NBC University Theater: "For Whom the Bell Tolls"--11/20/49
This show and Orson Welles' Mercury Theatre on the Air both did pretty much the same thing--one hour-long adaptations of classic novels.
Both were excellent series, which is an amazing accomplishment when you consider the challenge of jamming a novel-length story into an hour time slot. Sometimes, this would lead the writers to rush through a story a little too quickly for it to be completely satistfying. But sometimes, the episode would work because it draws on one aspect or plot-line from the original novel and concentrates almost exclusively on that.
That's what the creative staff of NBC University Theater did when they turned to Ernest Hemingway's classic story set during the Spanish Civil War. The main character is an American named Robert Jordan, who is fighting for the Republicans. Traveling behind enemy lines to blow up an important bridge, he hooks up with a band of guerilla fighters led by a man named Pablo.
And it is this dynamic--the clash of wills between Jordan and Pablo (and the uncomfortable possibility that Jordan might have to assassinate Pablo)--that the radio adaptation concentrates on. And it does a great job, especially a sequence in which Pilar, Pablo's woman, recounts the story of how Pablo once led an attack on a particular town and had all the captured facist leaders executed afterwards.

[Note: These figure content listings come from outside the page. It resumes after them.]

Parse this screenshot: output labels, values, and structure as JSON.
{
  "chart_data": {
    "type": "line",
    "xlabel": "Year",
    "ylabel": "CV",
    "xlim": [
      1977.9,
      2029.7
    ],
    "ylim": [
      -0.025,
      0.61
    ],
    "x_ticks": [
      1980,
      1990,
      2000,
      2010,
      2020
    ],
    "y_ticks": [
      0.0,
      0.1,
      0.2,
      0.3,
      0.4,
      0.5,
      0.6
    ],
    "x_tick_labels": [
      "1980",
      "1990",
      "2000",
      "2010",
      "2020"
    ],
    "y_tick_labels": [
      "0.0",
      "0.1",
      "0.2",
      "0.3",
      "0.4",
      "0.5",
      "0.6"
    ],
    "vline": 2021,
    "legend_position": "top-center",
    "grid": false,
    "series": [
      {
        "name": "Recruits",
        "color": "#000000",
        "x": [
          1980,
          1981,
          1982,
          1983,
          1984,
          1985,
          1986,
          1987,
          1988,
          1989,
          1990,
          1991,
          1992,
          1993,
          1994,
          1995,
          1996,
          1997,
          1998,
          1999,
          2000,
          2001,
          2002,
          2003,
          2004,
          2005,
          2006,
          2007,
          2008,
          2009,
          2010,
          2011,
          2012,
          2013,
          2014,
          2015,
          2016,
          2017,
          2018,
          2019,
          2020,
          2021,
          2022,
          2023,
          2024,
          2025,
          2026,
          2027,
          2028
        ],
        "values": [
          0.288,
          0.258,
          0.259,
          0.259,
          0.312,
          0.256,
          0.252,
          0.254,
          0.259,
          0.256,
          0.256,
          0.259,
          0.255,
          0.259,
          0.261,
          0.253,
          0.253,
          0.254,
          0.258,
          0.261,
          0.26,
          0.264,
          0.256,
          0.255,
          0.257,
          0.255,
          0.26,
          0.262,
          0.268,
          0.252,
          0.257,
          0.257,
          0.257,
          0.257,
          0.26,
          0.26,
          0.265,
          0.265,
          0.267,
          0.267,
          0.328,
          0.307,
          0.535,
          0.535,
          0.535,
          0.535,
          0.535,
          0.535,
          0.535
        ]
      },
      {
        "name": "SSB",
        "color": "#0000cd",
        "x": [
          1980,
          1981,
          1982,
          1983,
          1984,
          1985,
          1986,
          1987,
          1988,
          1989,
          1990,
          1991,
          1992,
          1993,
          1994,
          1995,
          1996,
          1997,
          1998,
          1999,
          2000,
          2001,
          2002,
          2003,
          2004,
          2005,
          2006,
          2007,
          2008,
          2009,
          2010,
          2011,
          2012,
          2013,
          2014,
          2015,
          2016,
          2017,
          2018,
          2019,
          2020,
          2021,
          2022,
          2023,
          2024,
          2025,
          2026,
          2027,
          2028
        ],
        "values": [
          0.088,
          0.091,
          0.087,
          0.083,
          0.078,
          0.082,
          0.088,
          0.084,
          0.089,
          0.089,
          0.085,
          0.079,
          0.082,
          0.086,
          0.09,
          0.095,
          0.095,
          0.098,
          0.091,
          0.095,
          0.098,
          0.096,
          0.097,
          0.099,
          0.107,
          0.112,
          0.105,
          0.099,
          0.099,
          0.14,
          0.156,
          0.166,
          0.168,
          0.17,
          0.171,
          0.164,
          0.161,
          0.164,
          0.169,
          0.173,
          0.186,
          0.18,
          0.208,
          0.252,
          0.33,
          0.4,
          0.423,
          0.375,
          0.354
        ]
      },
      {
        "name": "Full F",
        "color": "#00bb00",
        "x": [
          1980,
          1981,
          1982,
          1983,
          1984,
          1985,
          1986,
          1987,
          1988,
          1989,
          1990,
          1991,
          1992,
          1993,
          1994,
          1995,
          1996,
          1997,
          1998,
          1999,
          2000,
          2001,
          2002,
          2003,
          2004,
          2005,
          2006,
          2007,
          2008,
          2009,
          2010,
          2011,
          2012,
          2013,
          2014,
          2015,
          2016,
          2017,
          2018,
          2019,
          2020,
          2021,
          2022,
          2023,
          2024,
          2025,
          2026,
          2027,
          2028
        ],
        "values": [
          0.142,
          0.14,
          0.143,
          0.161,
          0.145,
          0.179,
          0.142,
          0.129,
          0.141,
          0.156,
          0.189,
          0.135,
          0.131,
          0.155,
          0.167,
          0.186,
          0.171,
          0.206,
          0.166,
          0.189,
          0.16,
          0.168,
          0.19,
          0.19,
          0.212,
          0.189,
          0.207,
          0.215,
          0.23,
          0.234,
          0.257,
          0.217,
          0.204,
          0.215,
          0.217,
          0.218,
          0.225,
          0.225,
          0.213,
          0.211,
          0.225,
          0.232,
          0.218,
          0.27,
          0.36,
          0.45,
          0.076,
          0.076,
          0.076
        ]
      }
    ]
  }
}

Of course, this leaves out a lot of cool stuff. Jordan's romance with Maria is absent (Maria is there, just not as an important character). The last stand of El Sordo and his band is gone. Jordan's internal thoughts about the morality of war are gone. Anyone familar with the book will miss all this, but the show does such a good job with what it does keep that there's really no reason to complain. It's an excellent hour of drama, demonstrating just how good a storytelling medium radio can be.